Post-merge scans run on the full codebase after merges to main. This catches systemic issues — connascence patterns that emerge from the interaction of multiple changes. Results go into dashboards rather than PR annotations.
Scheduled audits run weekly or monthly full-codebase scans. Total violation count. Violation density per module. Trend over time.
The key insight: SARIF is the same format at all three points. The analyzer doesn’t change. The consumers do.
The Format Decision I Almost Got Wrong
When I first built the connascence analyzer, I generated custom JSON output. It had everything a developer needed — violation type, location, severity, related files. Clean structure. Good naming.
Nobody used it.
The problem was integration friction. Every team that wanted to use the analyzer had to write a custom parser, a custom renderer, and a custom CI integration. Even teams that loved the analysis results bounced off the setup cost.
Switching to SARIF eliminated that friction. Teams with GitHub got instant PR annotations. Teams with Azure got the SAST tab. Teams with VS Code got inline highlighting. The analysis didn’t change. The packaging did. And packaging is what determines adoption.

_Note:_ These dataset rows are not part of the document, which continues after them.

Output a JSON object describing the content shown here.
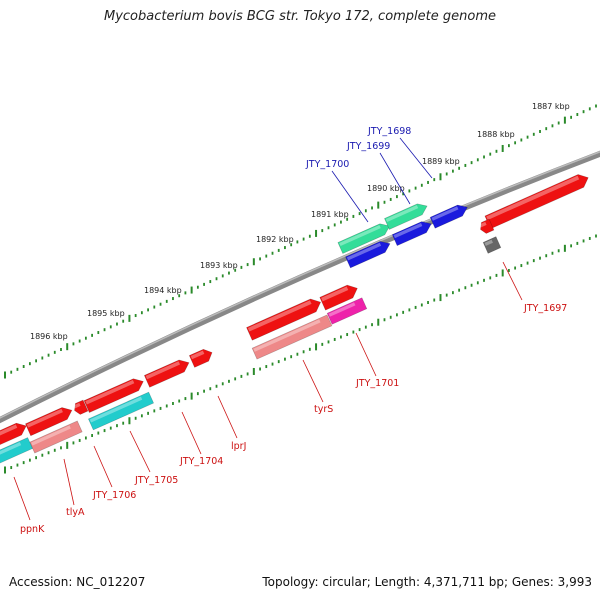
{
  "title": "Mycobacterium bovis BCG str. Tokyo 172, complete genome",
  "footer": {
    "accession": "Accession: NC_012207",
    "summary": "Topology: circular; Length: 4,371,711 bp; Genes: 3,993"
  },
  "colors": {
    "backbone": "#888888",
    "tick": "#2a8a2a",
    "red": "#ee1111",
    "pink": "#ee8888",
    "cyan": "#22cccc",
    "green": "#33dd99",
    "blue": "#1a1add",
    "magenta": "#ee22aa",
    "gray": "#666666"
  },
  "kbp_labels": [
    "1887 kbp",
    "1888 kbp",
    "1889 kbp",
    "1890 kbp",
    "1891 kbp",
    "1892 kbp",
    "1893 kbp",
    "1894 kbp",
    "1895 kbp",
    "1896 kbp"
  ],
  "gene_labels": {
    "blue": [
      "JTY_1698",
      "JTY_1699",
      "JTY_1700"
    ],
    "red": [
      "JTY_1697",
      "JTY_1701",
      "tyrS",
      "lprJ",
      "JTY_1704",
      "JTY_1705",
      "JTY_1706",
      "tlyA",
      "ppnK"
    ]
  }
}
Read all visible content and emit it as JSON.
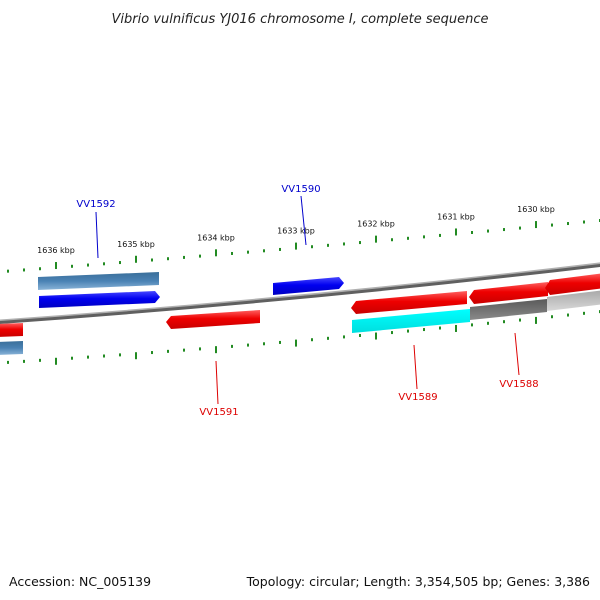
{
  "title": "Vibrio vulnificus YJ016 chromosome I, complete sequence",
  "footer": {
    "accession": "Accession: NC_005139",
    "summary": "Topology: circular; Length: 3,354,505 bp; Genes: 3,386"
  },
  "scale": {
    "tick_color": "#228b22",
    "labels": [
      "1636 kbp",
      "1635 kbp",
      "1634 kbp",
      "1633 kbp",
      "1632 kbp",
      "1631 kbp",
      "1630 kbp"
    ]
  },
  "genes": {
    "labeled": [
      {
        "name": "VV1592",
        "strand": "forward",
        "color": "#0000cc"
      },
      {
        "name": "VV1590",
        "strand": "forward",
        "color": "#0000cc"
      },
      {
        "name": "VV1591",
        "strand": "reverse",
        "color": "#dd0000"
      },
      {
        "name": "VV1589",
        "strand": "reverse",
        "color": "#dd0000"
      },
      {
        "name": "VV1588",
        "strand": "reverse",
        "color": "#dd0000"
      }
    ]
  },
  "colors": {
    "forward_gene": "#0000ff",
    "reverse_gene": "#ff0000",
    "backbone": "#808080",
    "steelblue_feature": "#4682b4",
    "cyan_feature": "#00ffff",
    "gray_feature": "#707070",
    "lightgray_feature": "#c0c0c0"
  }
}
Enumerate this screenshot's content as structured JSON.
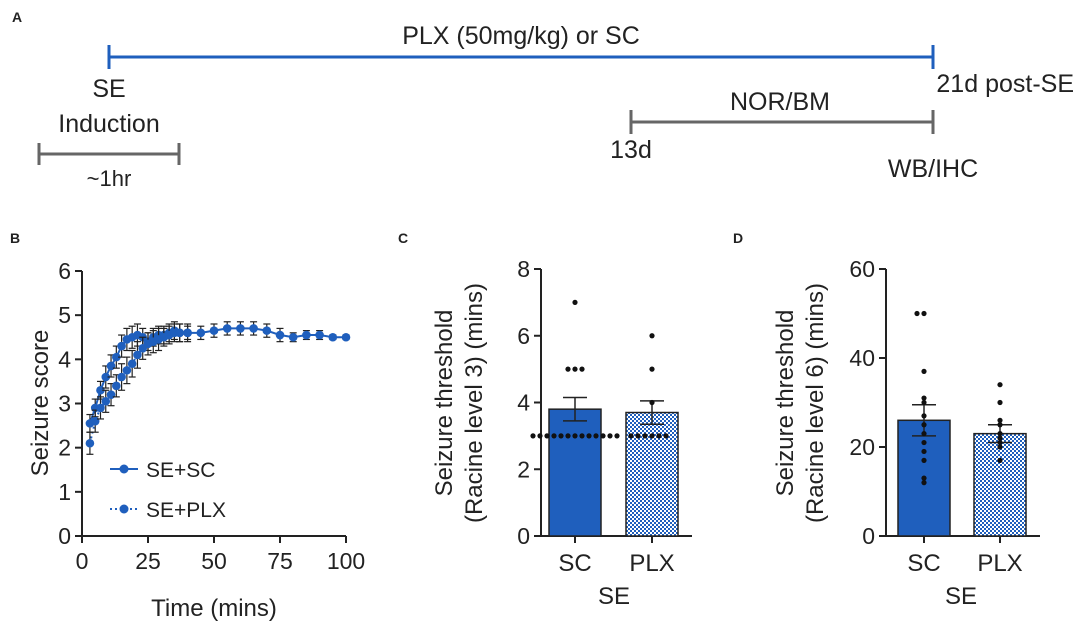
{
  "panels": {
    "a": "A",
    "b": "B",
    "c": "C",
    "d": "D"
  },
  "timeline": {
    "main_label": "PLX (50mg/kg) or SC",
    "start_label_1": "SE",
    "start_label_2": "Induction",
    "end_label": "21d post-SE",
    "induction_duration": "~1hr",
    "test_label": "NOR/BM",
    "test_start": "13d",
    "end_assay": "WB/IHC",
    "colors": {
      "treatment": "#1f5fbd",
      "bars": "#666666"
    }
  },
  "chart_data": [
    {
      "type": "line",
      "title": "",
      "xlabel": "Time (mins)",
      "ylabel": "Seizure score",
      "xlim": [
        0,
        100
      ],
      "ylim": [
        0,
        6
      ],
      "xticks": [
        "0",
        "25",
        "50",
        "75",
        "100"
      ],
      "yticks": [
        "0",
        "1",
        "2",
        "3",
        "4",
        "5",
        "6"
      ],
      "legend_position": "bottom-left",
      "color": "#1f5fbd",
      "series": [
        {
          "name": "SE+SC",
          "style": "solid",
          "x": [
            3,
            5,
            7,
            9,
            11,
            13,
            15,
            17,
            19,
            21,
            23,
            25,
            27,
            29,
            31,
            33,
            35,
            37,
            40,
            45,
            50,
            55,
            60,
            65,
            70,
            75,
            80,
            85,
            90,
            95,
            100
          ],
          "y": [
            2.55,
            2.9,
            3.3,
            3.6,
            3.85,
            4.05,
            4.3,
            4.45,
            4.5,
            4.55,
            4.5,
            4.4,
            4.5,
            4.55,
            4.55,
            4.6,
            4.65,
            4.6,
            4.6,
            4.6,
            4.65,
            4.7,
            4.7,
            4.7,
            4.65,
            4.55,
            4.5,
            4.55,
            4.55,
            4.5,
            4.5
          ],
          "err": [
            0.2,
            0.2,
            0.2,
            0.25,
            0.25,
            0.25,
            0.25,
            0.25,
            0.25,
            0.25,
            0.2,
            0.2,
            0.2,
            0.2,
            0.2,
            0.2,
            0.2,
            0.2,
            0.15,
            0.15,
            0.15,
            0.15,
            0.15,
            0.15,
            0.15,
            0.15,
            0.1,
            0.1,
            0.1,
            0.05,
            0.05
          ]
        },
        {
          "name": "SE+PLX",
          "style": "dotted",
          "x": [
            3,
            5,
            7,
            9,
            11,
            13,
            15,
            17,
            19,
            21,
            23,
            25,
            27,
            29,
            31,
            33,
            35,
            37,
            40
          ],
          "y": [
            2.1,
            2.6,
            2.9,
            3.05,
            3.2,
            3.4,
            3.6,
            3.75,
            3.9,
            4.1,
            4.25,
            4.35,
            4.4,
            4.45,
            4.5,
            4.55,
            4.6,
            4.6,
            4.6
          ],
          "err": [
            0.25,
            0.25,
            0.25,
            0.25,
            0.25,
            0.25,
            0.3,
            0.3,
            0.3,
            0.3,
            0.25,
            0.25,
            0.25,
            0.25,
            0.2,
            0.2,
            0.2,
            0.2,
            0.2
          ]
        }
      ]
    },
    {
      "type": "bar",
      "xlabel": "SE",
      "ylabel_line1": "Seizure threshold",
      "ylabel_line2": "(Racine level 3) (mins)",
      "categories": [
        "SC",
        "PLX"
      ],
      "values": [
        3.8,
        3.7
      ],
      "err": [
        0.35,
        0.35
      ],
      "ylim": [
        0,
        8
      ],
      "yticks": [
        "0",
        "2",
        "4",
        "6",
        "8"
      ],
      "points": [
        [
          3,
          3,
          3,
          3,
          3,
          3,
          3,
          3,
          3,
          3,
          3,
          3,
          3,
          5,
          5,
          5,
          7
        ],
        [
          3,
          3,
          3,
          3,
          3,
          3,
          4,
          5,
          6
        ]
      ],
      "bar_styles": [
        "solid",
        "checker"
      ]
    },
    {
      "type": "bar",
      "xlabel": "SE",
      "ylabel_line1": "Seizure threshold",
      "ylabel_line2": "(Racine level 6) (mins)",
      "categories": [
        "SC",
        "PLX"
      ],
      "values": [
        26,
        23
      ],
      "err": [
        3.5,
        2
      ],
      "ylim": [
        0,
        60
      ],
      "yticks": [
        "0",
        "20",
        "40",
        "60"
      ],
      "points": [
        [
          12,
          13,
          17,
          19,
          21,
          23,
          25,
          27,
          30,
          31,
          37,
          50,
          50
        ],
        [
          17,
          20,
          21,
          22,
          23,
          25,
          26,
          30,
          34
        ]
      ],
      "bar_styles": [
        "solid",
        "checker"
      ]
    }
  ]
}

This is a lesson that applies far beyond SARIF. The best analysis in the world is worthless if the results don’t appear where decisions get made. Format decisions are adoption decisions. Choose the format your users already consume.
Making It Work
If you’re building any kind of code analyzer — linter, security scanner, quality checker — produce SARIF output. Not as an afterthought. As a first-class output format. Define your rules carefully. Map severities deliberately. Include enough location detail for inline rendering.
The SARIF 2.1.0 spec is verbose, but the minimum viable SARIF file is small. A $schema reference, a runs array with one entry, a tool object with your rule definitions, and a results array with your findings. Each result needs a ruleId, a level, a message, and a locations array. That’s enough for GitHub Code Scanning to render useful annotations.
The spec supports much more — code flows, thread flow locations, graphs, taxonomies. You don’t need any of that to start. Ship the minimum. Add richness when you find specific viewer features that warrant it.